Sort the classes by flexibility. Most English and history teachers will move a reading deadline; math teachers usually want the homework on time. Above all, prioritize sleep over perfect homework during the second half of the week. One B+ slipping to a B is not worth a kid running on three hours.
Feeding her
She isn’t going to sit down for dinner during tech week. Pack food in the car: sandwiches, fruit, water bottles, protein bars. She’ll eat in the parking lot between school and rehearsal. Avoid sugar bombs and caffeine in the second half of the week, she’s already running on adrenaline, and a nine-pm soda turns into a one-am wake-up.

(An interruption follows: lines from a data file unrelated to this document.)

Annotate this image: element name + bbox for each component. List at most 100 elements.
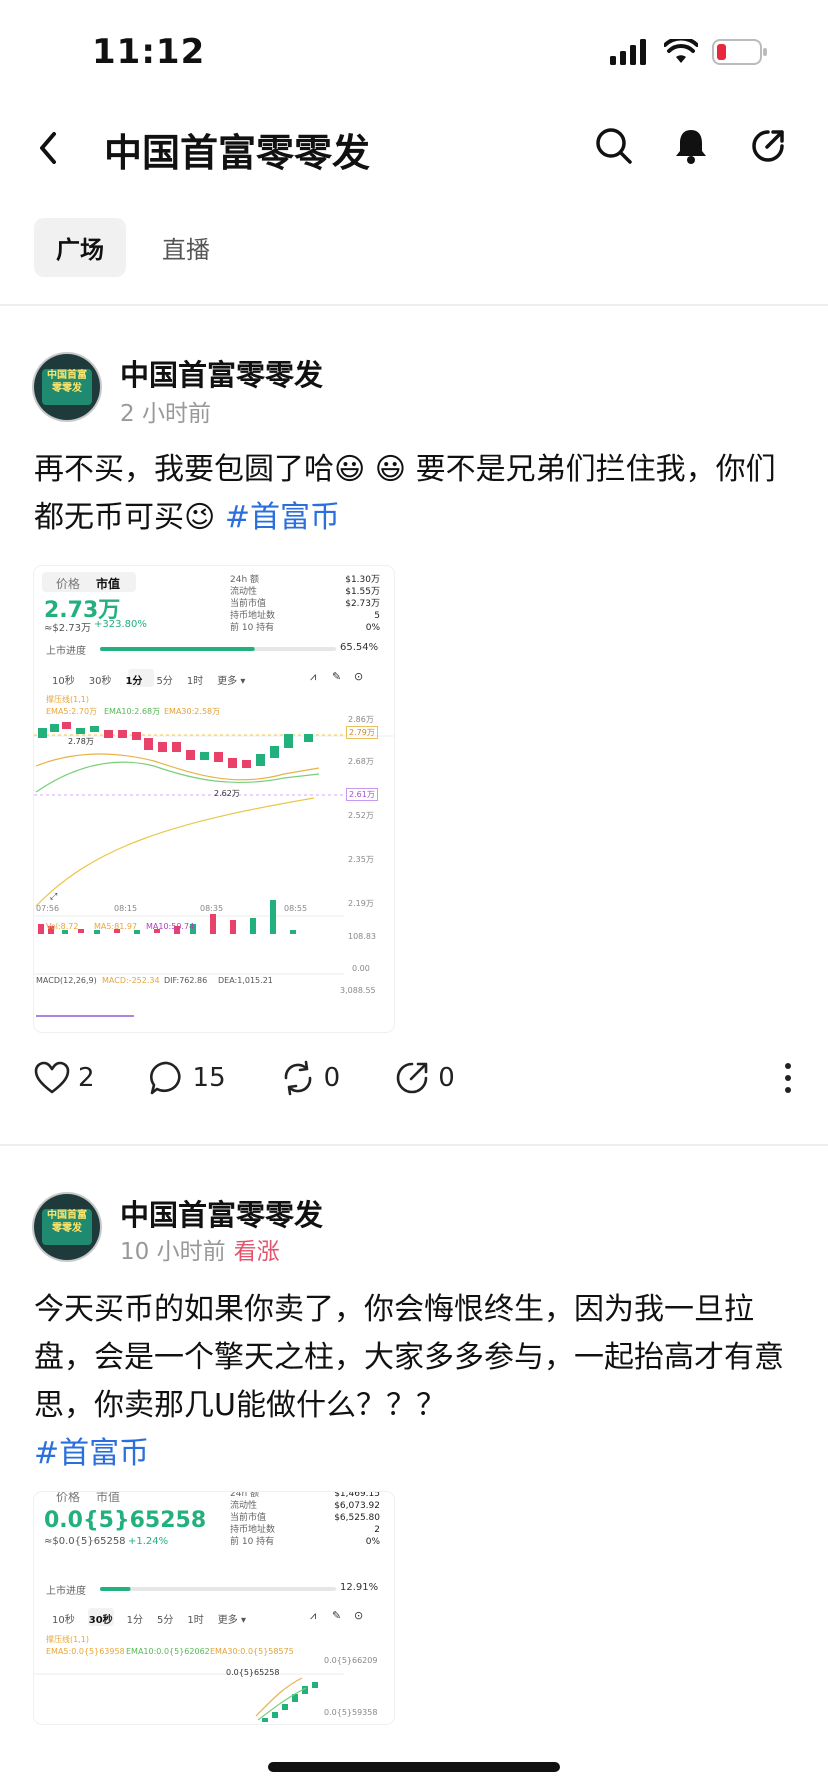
hashtag-link[interactable]: #首富币 <box>34 1436 149 1471</box>
macd-max: 3,088.55 <box>340 986 376 995</box>
stat-label: 流动性 <box>230 587 258 597</box>
stat-label: 24h 额 <box>230 575 260 585</box>
interval-tab[interactable]: 更多 ▾ <box>217 672 245 687</box>
dea-value: DEA:1,015.21 <box>218 976 273 985</box>
vol-max: 108.83 <box>348 932 376 941</box>
candle <box>50 724 59 732</box>
stat-value: 0% <box>365 623 380 633</box>
indicator-icon[interactable]: ⩘ <box>310 1609 316 1623</box>
interval-tab[interactable]: 5分 <box>156 672 172 687</box>
wifi-icon <box>663 36 699 69</box>
interval-tab[interactable]: 30秒 <box>89 672 112 687</box>
ema5-label: EMA5:0.0{5}63958 <box>46 1647 125 1656</box>
home-indicator[interactable] <box>268 1762 560 1772</box>
author-name[interactable]: 中国首富零零发 <box>120 1192 323 1234</box>
bell-icon[interactable] <box>674 127 708 169</box>
candle <box>228 758 237 768</box>
interval-tab[interactable]: 10秒 <box>52 1611 75 1626</box>
x-label: 08:15 <box>114 904 138 913</box>
stat-label: 前 10 持有 <box>230 623 275 633</box>
interval-tab[interactable]: 1分 <box>125 672 142 687</box>
y-label: 0.0{5}59358 <box>324 1708 378 1717</box>
comment-button[interactable]: 15 <box>149 1060 226 1096</box>
post-text: 今天买币的如果你卖了，你会悔恨终生，因为我一旦拉盘，会是一个擎天之柱，大家多多参… <box>34 1286 794 1478</box>
progress-text: 12.91% <box>340 1582 379 1593</box>
chart-tab-price[interactable]: 价格 <box>56 575 80 592</box>
progress-label: 上市进度 <box>46 1586 86 1597</box>
interval-tab[interactable]: 更多 ▾ <box>218 1611 246 1626</box>
chart-sub-value: ≈$0.0{5}65258 <box>44 1536 126 1547</box>
candle <box>62 722 71 729</box>
stat-value: $1.55万 <box>345 587 380 597</box>
candle <box>282 1704 288 1710</box>
interval-tab[interactable]: 30秒 <box>89 1611 113 1626</box>
stat-label: 当前市值 <box>230 1513 267 1523</box>
progress-label: 上市进度 <box>46 646 86 657</box>
candle <box>132 732 141 740</box>
y-label: 2.68万 <box>348 757 374 766</box>
share-icon <box>396 1062 428 1094</box>
repost-icon <box>284 1060 311 1096</box>
interval-tab[interactable]: 1分 <box>127 1611 143 1626</box>
y-label: 2.61万 <box>346 788 378 801</box>
more-icon[interactable] <box>782 1060 794 1100</box>
heart-icon <box>34 1061 70 1094</box>
progress-fill <box>100 647 255 651</box>
action-bar: 2 15 0 0 <box>34 1060 794 1096</box>
ma5-label: MA5:81.97 <box>94 922 138 931</box>
interval-tab[interactable]: 5分 <box>157 1611 173 1626</box>
interval-tab[interactable]: 10秒 <box>52 672 75 687</box>
avatar[interactable]: 中国首富 零零发 <box>34 354 100 420</box>
interval-tab[interactable]: 1时 <box>187 1611 203 1626</box>
avatar-text: 中国首富 零零发 <box>42 369 92 405</box>
ema10-label: EMA10:0.0{5}62062 <box>126 1647 210 1656</box>
chart-tab-price[interactable]: 价格 <box>56 1492 80 1505</box>
repost-button[interactable]: 0 <box>280 1060 340 1096</box>
indicator-icon[interactable]: ⩘ <box>310 670 316 684</box>
avatar[interactable]: 中国首富 零零发 <box>34 1194 100 1260</box>
candle <box>118 730 127 738</box>
draw-icon[interactable]: ✎ <box>332 1609 341 1622</box>
avatar-text: 中国首富 零零发 <box>42 1209 92 1245</box>
stat-label: 前 10 持有 <box>230 1537 275 1547</box>
search-icon[interactable] <box>594 126 634 170</box>
draw-icon[interactable]: ✎ <box>332 670 341 683</box>
chart-tab-mcap[interactable]: 市值 <box>96 575 120 592</box>
x-label: 08:35 <box>200 904 224 913</box>
like-button[interactable]: 2 <box>34 1061 95 1095</box>
candle <box>230 920 236 934</box>
share-count: 0 <box>438 1063 455 1093</box>
y-label: 2.79万 <box>346 726 378 739</box>
back-button[interactable] <box>36 128 60 172</box>
hashtag-link[interactable]: #首富币 <box>225 500 340 535</box>
expand-icon[interactable]: ⤢ <box>50 892 57 902</box>
candle <box>144 738 153 750</box>
settings-icon[interactable]: ⊙ <box>354 670 363 683</box>
ma10-label: MA10:50.74 <box>146 922 195 931</box>
interval-tab[interactable]: 1时 <box>187 672 203 687</box>
candle <box>186 750 195 760</box>
nav-bar: 中国首富零零发 <box>0 110 828 190</box>
candle <box>38 924 44 934</box>
chart-tab-mcap[interactable]: 市值 <box>96 1492 120 1505</box>
ema10-line <box>35 761 320 793</box>
chart-screenshot[interactable]: 价格 市值 2.73万 ≈$2.73万 +323.80% 24h 额 流动性 当… <box>34 566 394 1032</box>
post-card: 中国首富 零零发 中国首富零零发 2 小时前 再不买，我要包圆了哈😃 😃 要不是… <box>0 340 828 1140</box>
tab-bar: 广场 直播 <box>34 218 232 277</box>
candle <box>256 754 265 766</box>
low-label: 2.62万 <box>214 789 240 798</box>
share-button[interactable]: 0 <box>394 1060 455 1096</box>
stat-labels: 24h 额 流动性 当前市值 持币地址数 前 10 持有 <box>230 1492 275 1548</box>
stat-value: 0% <box>365 1537 380 1547</box>
stat-values: $1,469.15 $6,073.92 $6,525.80 2 0% <box>334 1492 380 1548</box>
y-label: 2.19万 <box>348 899 374 908</box>
settings-icon[interactable]: ⊙ <box>354 1609 363 1622</box>
post-card: 中国首富 零零发 中国首富零零发 10 小时前 看涨 今天买币的如果你卖了，你会悔… <box>0 1180 828 1724</box>
tab-live[interactable]: 直播 <box>140 218 232 277</box>
tab-square[interactable]: 广场 <box>34 218 126 277</box>
candle <box>76 728 85 734</box>
chart-screenshot[interactable]: 价格 市值 0.0{5}65258 ≈$0.0{5}65258 +1.24% 2… <box>34 1492 394 1724</box>
post-time: 2 小时前 <box>120 401 211 427</box>
author-name[interactable]: 中国首富零零发 <box>120 352 323 394</box>
share-icon[interactable] <box>748 126 788 170</box>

The night before opening, feed her something normal. Pasta, rice, something familiar. Not Chipotle, not anything she has to chew through. She needs fuel and sleep.
The dress rehearsal
Final dress is the run where everything is supposed to come together, and it almost never does. A costume rips. A spotlight cue misses. Someone forgets a line she’s nailed every rehearsal for two months. This is normal, there’s an old theater saying that goes “bad dress, good show,” and please don’t say it to her on the drive home, she’ll hate it, but it’s mostly true. A messy dress rehearsal almost always becomes a sharp opening night.
When you do pick her up, ask what specifically went wrong instead of asking how it was. Did your costume work, did anyone get hurt, are you ready for tomorrow.
Opening night
Drop her off early and stay out of backstage. Find your seats. Don’t text her between scenes. If your family does flowers, bring a small bouquet, most of the parents in your row will. A bouquet handed over after the curtain call is a piece of theater she’ll remember.
The cast will go out afterward. Let them. They’ve been working six weeks for this. Eat the late pickup.
After closing
The kid you pick up on the last night of the show is going to cry, and it won’t be exactly from sadness, it’ll be from the end of something. They’ve been a family for six weeks, and now it’s over, and the cast party tomorrow won’t change that. This is post-show depression, and it’s real. Give her a few days. By the weekend she’ll be looking at the audition cuts for the spring musical. Theater kids do not stay still for long.